U.S. President Joe Biden gave Israel significant backing during the first 10 days of fighting in Gaza. The warnings sounded by the Israeli right before the U.S. presidential election that a President Biden would be hostile to Israel were shown to be baseless. Biden twice vetoed UN Security Council resolutions meant to condemn Israel and declared time after time that Israel has the right to defend itself against terror offensives.
The president did all this despite harsh criticism from within his party. In the U.S. Democratic Party, which currently controls both houses of Congress, there is a growing wing that refuses to adopt the old consensus about Israel-U.S. relations.

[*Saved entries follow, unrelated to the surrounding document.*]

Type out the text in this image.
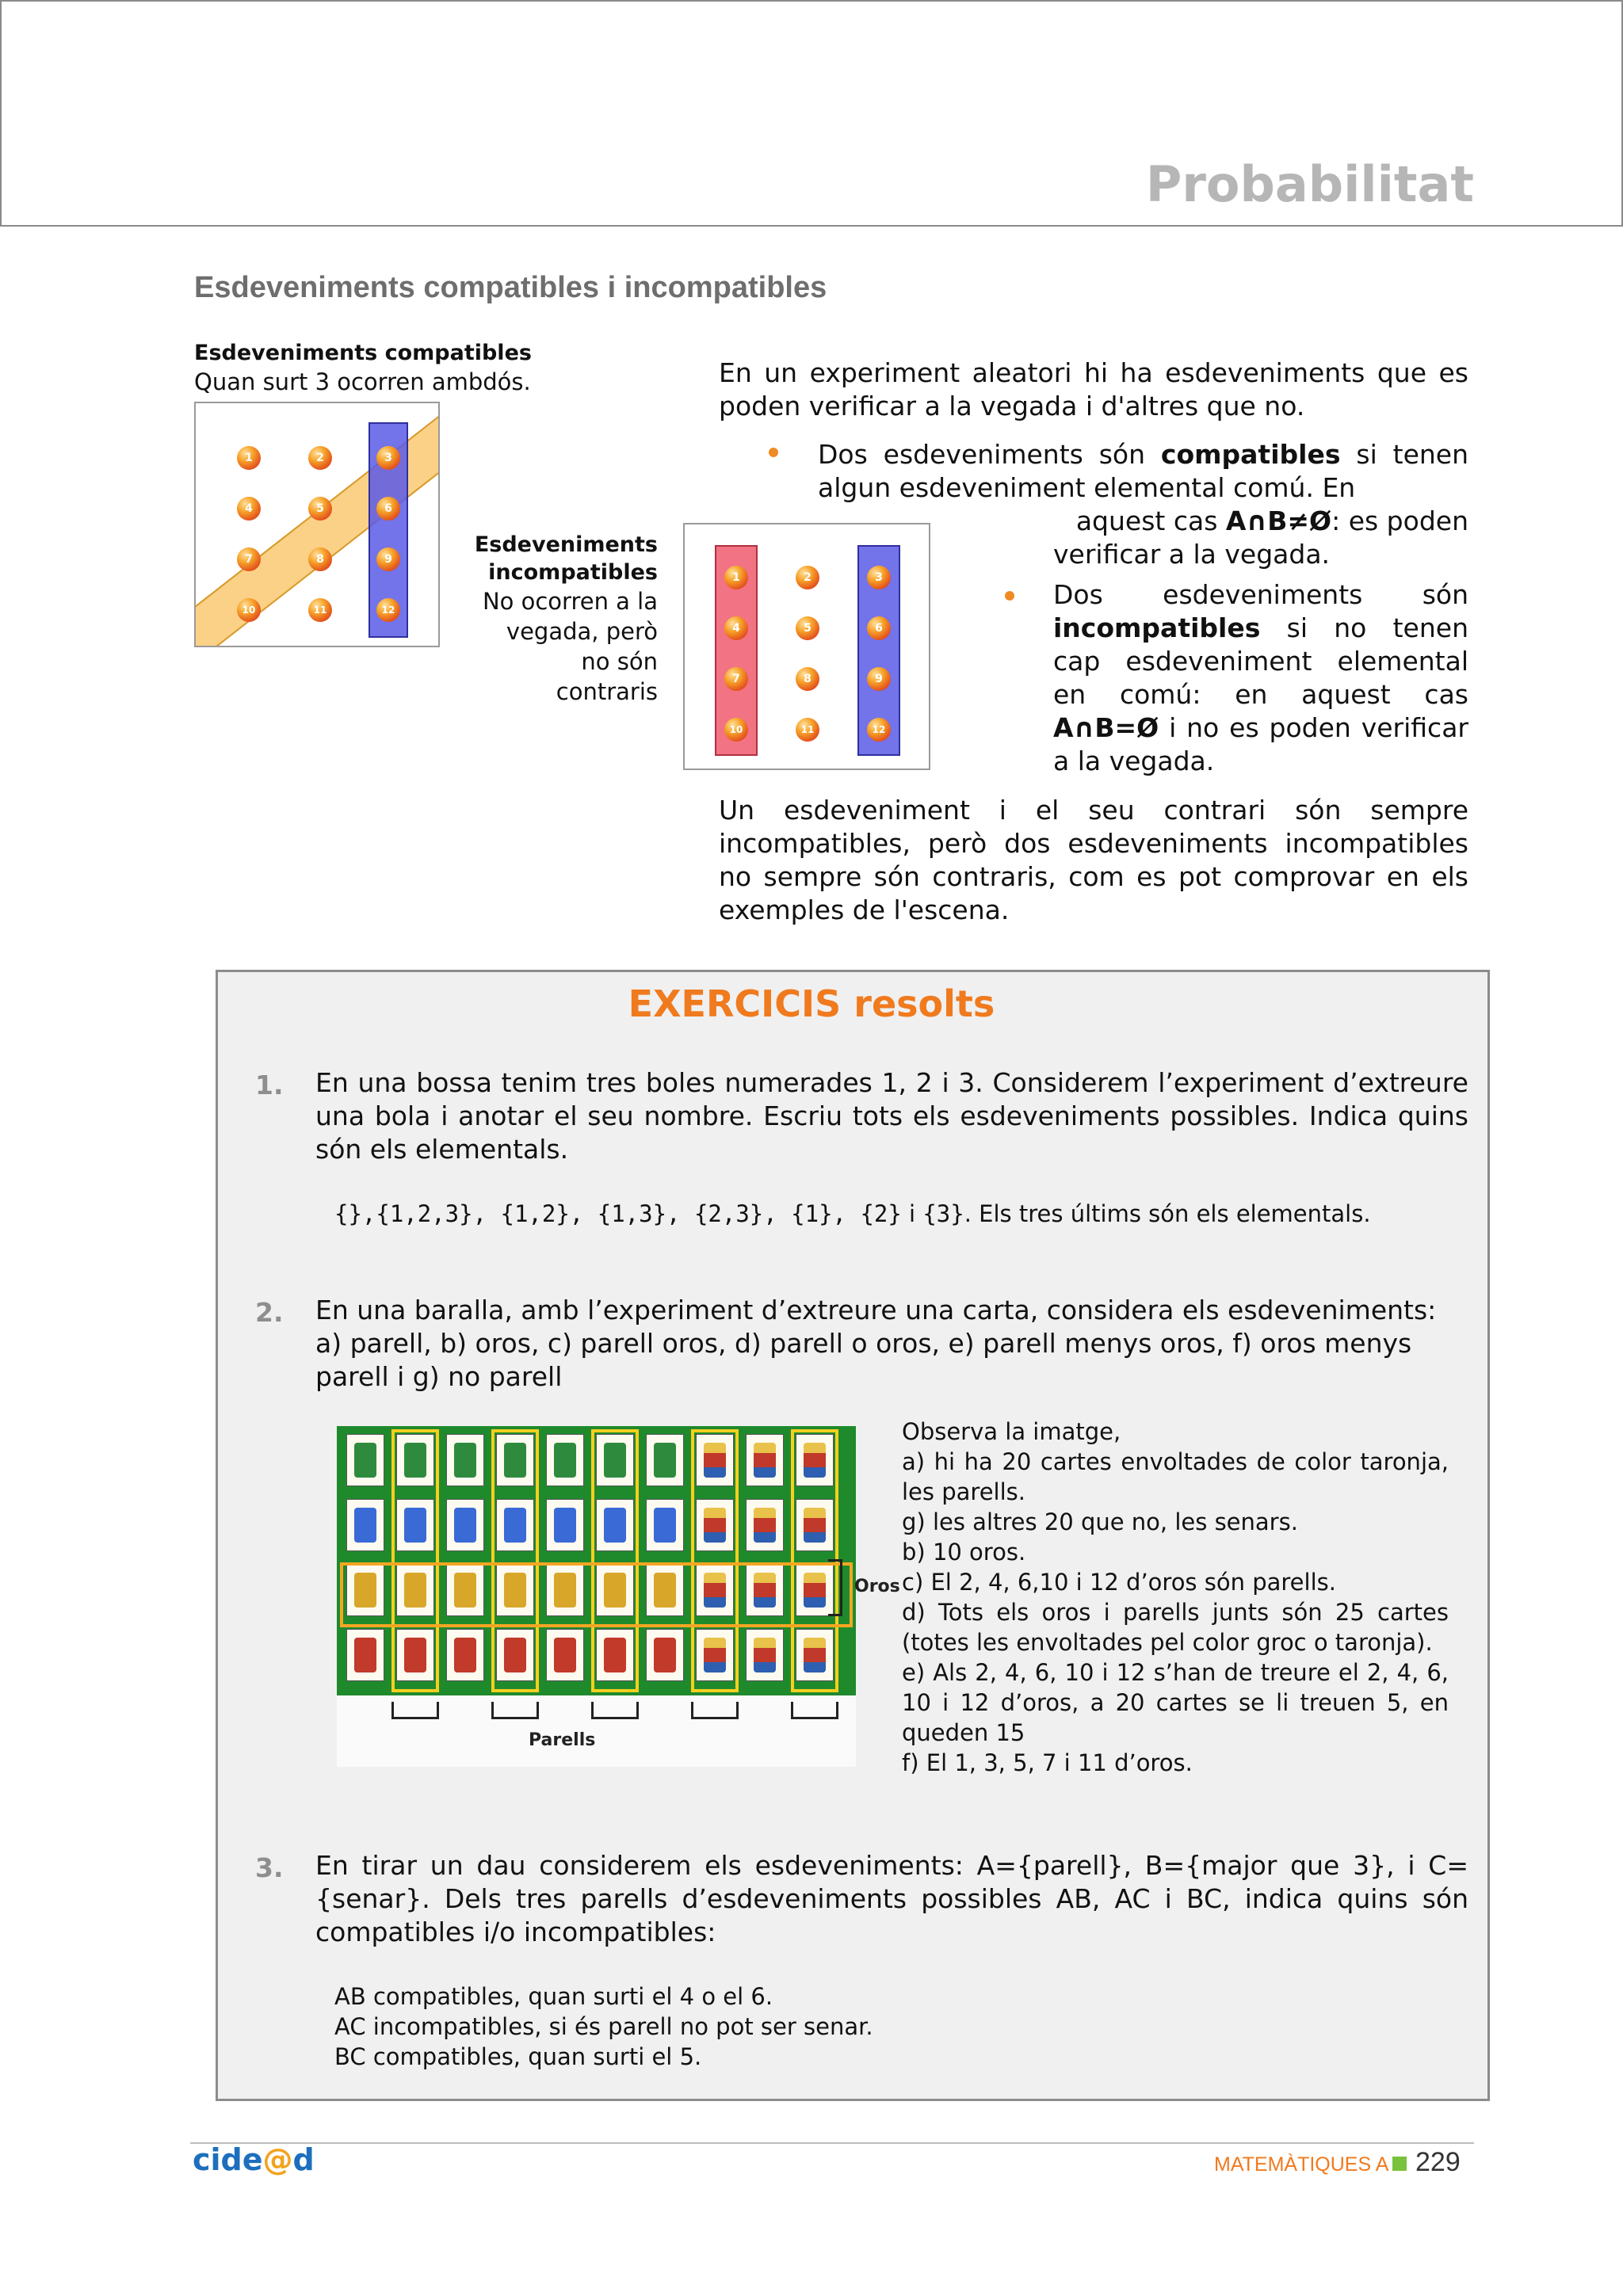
Probabilitat
Esdeveniments compatibles i incompatibles
Esdeveniments compatibles
Quan surt 3 ocorren ambdós.
1	2	3
4	5	6
7	8	9
10	11	12
Esdeveniments
incompatibles
No ocorren a la
vegada, però
no són
contraris
1	2	3
4	5	6
7	8	9
10	11	12
En un experiment aleatori hi ha esdeveniments que es poden verificar a la vegada i d'altres que no.
Dos esdeveniments són compatibles si tenen algun esdeveniment elemental comú. En
aquest cas A∩B≠Ø: es poden
verificar a la vegada.
Dos esdeveniments són incompatibles si no tenen cap esdeveniment elemental en comú: en aquest cas A∩B=Ø i no es poden verificar a la vegada.
Un esdeveniment i el seu contrari són sempre incompatibles, però dos esdeveniments incompatibles no sempre són contraris, com es pot comprovar en els exemples de l'escena.
EXERCICIS resolts
1. En una bossa tenim tres boles numerades 1, 2 i 3. Considerem l’experiment d’extreure una bola i anotar el seu nombre. Escriu tots els esdeveniments possibles. Indica quins són els elementals.
{},{1,2,3}, {1,2}, {1,3}, {2,3}, {1}, {2} i {3}. Els tres últims són els elementals.
2. En una baralla, amb l’experiment d’extreure una carta, considera els esdeveniments: a) parell, b) oros, c) parell oros, d) parell o oros, e) parell menys oros, f) oros menys parell i g) no parell
Parells
Oros
Observa la imatge,
a) hi ha 20 cartes envoltades de color taronja, les parells.
g) les altres 20 que no, les senars.
b) 10 oros.
c) El 2, 4, 6,10 i 12 d’oros són parells.
d) Tots els oros i parells junts són 25 cartes (totes les envoltades pel color groc o taronja).
e) Als 2, 4, 6, 10 i 12 s’han de treure el 2, 4, 6, 10 i 12 d’oros, a 20 cartes se li treuen 5, en queden 15
f) El 1, 3, 5, 7 i 11 d’oros.
3. En tirar un dau considerem els esdeveniments: A={parell}, B={major que 3}, i C={senar}. Dels tres parells d’esdeveniments possibles AB, AC i BC, indica quins són compatibles i/o incompatibles:
AB compatibles, quan surti el 4 o el 6.
AC incompatibles, si és parell no pot ser senar.
BC compatibles, quan surti el 5.
cide@d	MATEMÀTIQUES A 229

Prominent senators and leading members of Congress called on Biden this week to freeze a new military aid package to Israel, and criticized him after each of his phone calls with Prime Minister Benjamin Netanyahu for not taking a tougher stance toward him.
A responsible Israeli leadership would have found a way to thank the president for his support of Israel, but Netanyahu, as usual, chose to bite the hand that feeds him. In their Wednesday phone conversation, Biden expressed his desire to see a cease-fire before the conflagration spreads to the rest of the Middle East. Netanyahu hastened to announce his desire to keep the fighting going, causing Biden embarrassment.
Apparently, Netanyahu became overly accustomed to the way things were under the administration of Donald Trump, who on numerous occasions acted like he was the head of the Likud’s Washington branch. But reality in the United States has changed, and for as long as Netanyahu continues serving as prime minister, he needs to realize that although there is a president in the White House who supports Israel, this president does not completely subordinate American policy to Netanyahu’s judgment.
Good relations with the Biden administration are Israel’s best insurance policy in the Security Council, the International Criminal Court in The Hague and in the negotiations with Iran, which Israel can only influence through its ties with Washington. Let us hope that, unlike what happened with Barack Obama, Netanyahu will not once again blight Israel’s strategic relationship with an American president.